¡Muchacho, a ti te lo digo, levántale! - Alfa y Omega

¡Muchacho, a ti te lo digo, levántale!

Martes de la 24ª semana de tiempo ordinario / Lucas 7, 11-17

Carlos Pérez Laporta
La resurrección del hijo de la viuda de Naín. Wilhelm Kotarbinski. Museo Nacional en Varsovia, Polonia.

Evangelio: Lucas 7, 11-17

En aquel tiempo, iba Jesús camino de una ciudad llamada Naín, y caminaban con él sus discípulos y mucho gentío.

Cuando se acercaba a la puerta de la ciudad, resultó que sacaban a enterrar a un muerto, hijo único de su madre, que era viuda; y un gentío considerable de la ciudad la acompañaba.
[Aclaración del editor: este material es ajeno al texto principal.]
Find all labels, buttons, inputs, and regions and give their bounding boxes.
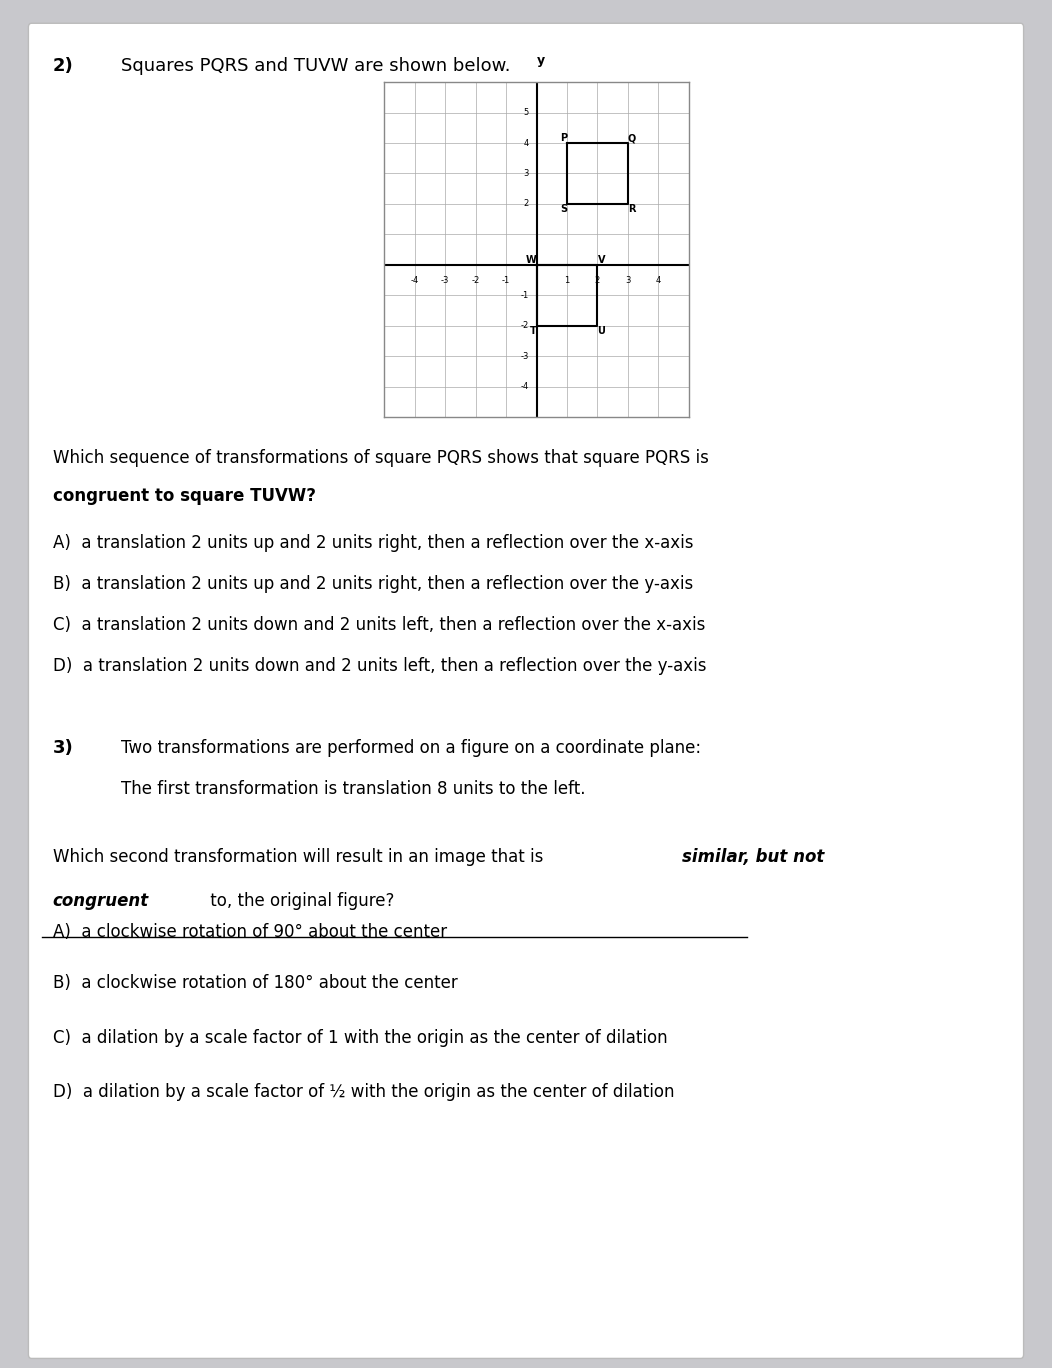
Text: 5: 5: [524, 108, 529, 118]
Text: A)  a translation 2 units up and 2 units right, then a reflection over the x-axi: A) a translation 2 units up and 2 units …: [53, 534, 693, 551]
Text: T: T: [530, 326, 537, 335]
Text: B)  a clockwise rotation of 180° about the center: B) a clockwise rotation of 180° about th…: [53, 974, 458, 992]
Text: C)  a dilation by a scale factor of 1 with the origin as the center of dilation: C) a dilation by a scale factor of 1 wit…: [53, 1029, 667, 1047]
Text: S: S: [560, 204, 567, 213]
Text: -1: -1: [521, 291, 529, 300]
Text: y: y: [537, 53, 545, 67]
Text: congruent to square TUVW?: congruent to square TUVW?: [53, 487, 316, 505]
Text: 4: 4: [655, 275, 661, 285]
Text: -4: -4: [410, 275, 419, 285]
Text: 3): 3): [53, 739, 74, 757]
Text: -2: -2: [521, 321, 529, 330]
Text: W: W: [526, 254, 537, 265]
Text: Q: Q: [628, 133, 636, 144]
Text: 3: 3: [524, 170, 529, 178]
Text: U: U: [598, 326, 605, 335]
Text: -1: -1: [502, 275, 510, 285]
Text: 3: 3: [625, 275, 630, 285]
Text: The first transformation is translation 8 units to the left.: The first transformation is translation …: [121, 780, 586, 798]
Text: D)  a translation 2 units down and 2 units left, then a reflection over the y-ax: D) a translation 2 units down and 2 unit…: [53, 657, 706, 674]
Text: P: P: [560, 133, 567, 144]
Text: 2: 2: [594, 275, 600, 285]
Text: 1: 1: [564, 275, 569, 285]
Text: C)  a translation 2 units down and 2 units left, then a reflection over the x-ax: C) a translation 2 units down and 2 unit…: [53, 616, 705, 633]
Text: congruent: congruent: [53, 892, 148, 910]
Text: 2: 2: [524, 200, 529, 208]
Text: Which second transformation will result in an image that is: Which second transformation will result …: [53, 848, 548, 866]
Text: V: V: [598, 254, 605, 265]
Text: R: R: [628, 204, 635, 213]
Text: -3: -3: [521, 352, 529, 361]
Text: similar, but not: similar, but not: [682, 848, 824, 866]
Text: -2: -2: [471, 275, 480, 285]
Text: -4: -4: [521, 382, 529, 391]
Text: to, the original figure?: to, the original figure?: [205, 892, 394, 910]
Text: B)  a translation 2 units up and 2 units right, then a reflection over the y-axi: B) a translation 2 units up and 2 units …: [53, 575, 693, 592]
Text: Squares PQRS and TUVW are shown below.: Squares PQRS and TUVW are shown below.: [121, 57, 510, 75]
Text: 2): 2): [53, 57, 74, 75]
Text: Which sequence of transformations of square PQRS shows that square PQRS is: Which sequence of transformations of squ…: [53, 449, 708, 466]
Text: A)  a clockwise rotation of 90° about the center: A) a clockwise rotation of 90° about the…: [53, 923, 447, 941]
Text: Two transformations are performed on a figure on a coordinate plane:: Two transformations are performed on a f…: [121, 739, 701, 757]
Text: D)  a dilation by a scale factor of ½ with the origin as the center of dilation: D) a dilation by a scale factor of ½ wit…: [53, 1083, 674, 1101]
Text: -3: -3: [441, 275, 449, 285]
Text: 4: 4: [524, 138, 529, 148]
FancyBboxPatch shape: [28, 23, 1024, 1358]
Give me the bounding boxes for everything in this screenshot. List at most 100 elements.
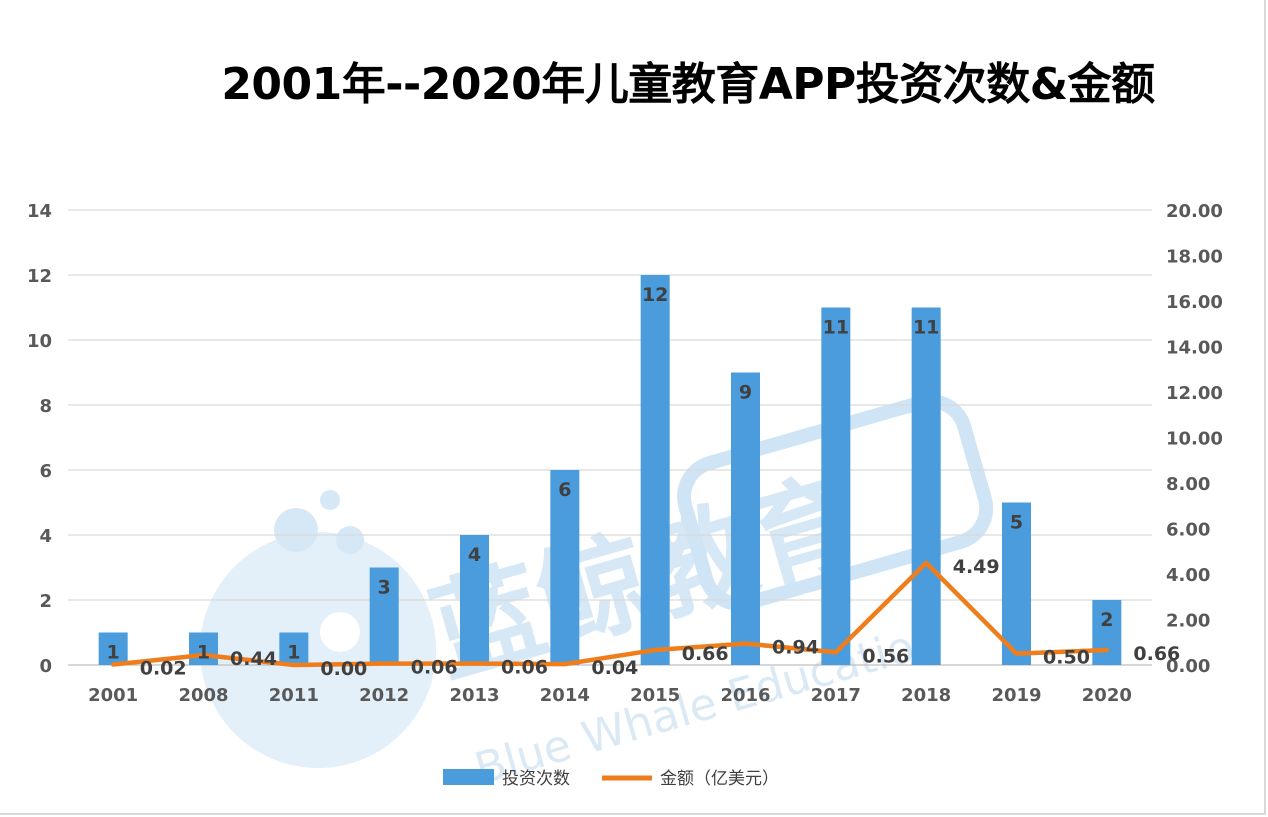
line-value-label: 0.94 [772,637,819,659]
right-tick-label: 10.00 [1166,429,1223,450]
legend-swatch-bars [443,769,494,785]
watermark: 蓝鲸教育Blue Whale Education [200,394,994,795]
bar-value-label: 11 [823,317,849,339]
x-tick-label: 2019 [991,685,1041,706]
line-value-label: 0.44 [230,648,277,670]
bar [550,470,580,665]
amount-line [110,560,1110,668]
line-point [563,662,567,666]
watermark-badge [677,394,994,611]
left-tick-label: 6 [39,461,52,482]
x-tick-label: 2016 [720,685,770,706]
line-point [382,662,386,666]
right-tick-label: 0.00 [1166,656,1210,677]
line-point [834,650,838,654]
x-tick-label: 2001 [88,685,138,706]
bar [731,372,760,665]
right-tick-label: 6.00 [1166,520,1210,541]
right-tick-label: 20.00 [1166,201,1223,222]
left-tick-label: 8 [39,396,52,417]
right-axis: 0.00 2.00 4.00 6.00 8.00 10.00 12.00 14.00 16.00… [1166,201,1223,677]
x-tick-label: 2018 [901,685,951,706]
line-value-label: 0.00 [320,658,367,680]
bar [1002,502,1031,665]
bar [369,567,399,665]
bar-series [98,275,1122,665]
right-tick-label: 4.00 [1166,565,1210,586]
x-tick-label: 2011 [269,685,319,706]
line-value-label: 0.06 [411,657,458,679]
bar [1092,600,1122,665]
bar-value-label: 6 [558,479,571,501]
right-tick-label: 12.00 [1166,383,1223,404]
bar [640,275,670,665]
legend-label-bars: 投资次数 [502,769,570,789]
bar-value-label: 4 [468,544,481,566]
line-value-label: 0.50 [1043,647,1090,669]
gridlines [68,209,1152,666]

Al verla el Señor, le dio lástima y le dijo:

«No llores».

Y acercándose al ataúd, lo tocó (los que lo llevaban se pararon) y dijo:

«¡Muchacho, a ti te lo digo, levántate!».

El muerto se incorporó y empezó a hablar, y se lo entregó a su madre. Todos, sobrecogidos de temor, daban gloria a Dios, diciendo:

«Un gran Profeta ha surgido entre nosotros», y «Dios ha visitado a su pueblo». Este hecho se divulgó por toda Judea y por toda la comarca circundante.

Comentario

Es una viuda, que acaba de perder a su único hijo. El desgarro interior de aquella mujer es imposible de describir. La palabra humana no llega a esos fondos amorfos y descompuestos del dolor. Pero, el Señor se compadece de aquella situación. No le da discursos. Solo le dirige dos palabras, que no serían justas si no las acompañase del gesto que viene después: «No llores», le dice. ¿Quién podría negarle el derecho a llorar a una mujer en esa situación? Aquella mujer solo podía llorar. Si no fuese a resucitarlo las palabras «no llores» habrían constituido casi un insulto, una falta de sensibilidad.

Pero aquel niño se ha levantado. Ha resucitado. Volverá a morir algún día, claro. Pero su madre ha conocido a aquel que puede devolverle la vida. Su madre ha conocido a la vida, y su hijo también. La muerte futura de su hijo ya no le asustará mas. Tampoco la muerte de su marido le hará más daño. Podrá llorar, porque la muerte causa dolor, pero su llanto estará cargado de espera. Porque ha conocido al Señor de la vida. Esa es la experiencia que todas las madres hacen en el bautismo de sus hijos, como reza la bendición final que el celebrante hace sobre ellas: «El Señor todopoderoso, por su Hijo, nacido de María la Virgen, bendiga a esta madre y alegre su corazón con la esperanza de la vida eterna, alumbrada hoy en su hijo, para que del mismo modo que le agradece el fruto de sus entrañas, persevere con él en constante acción de gracias».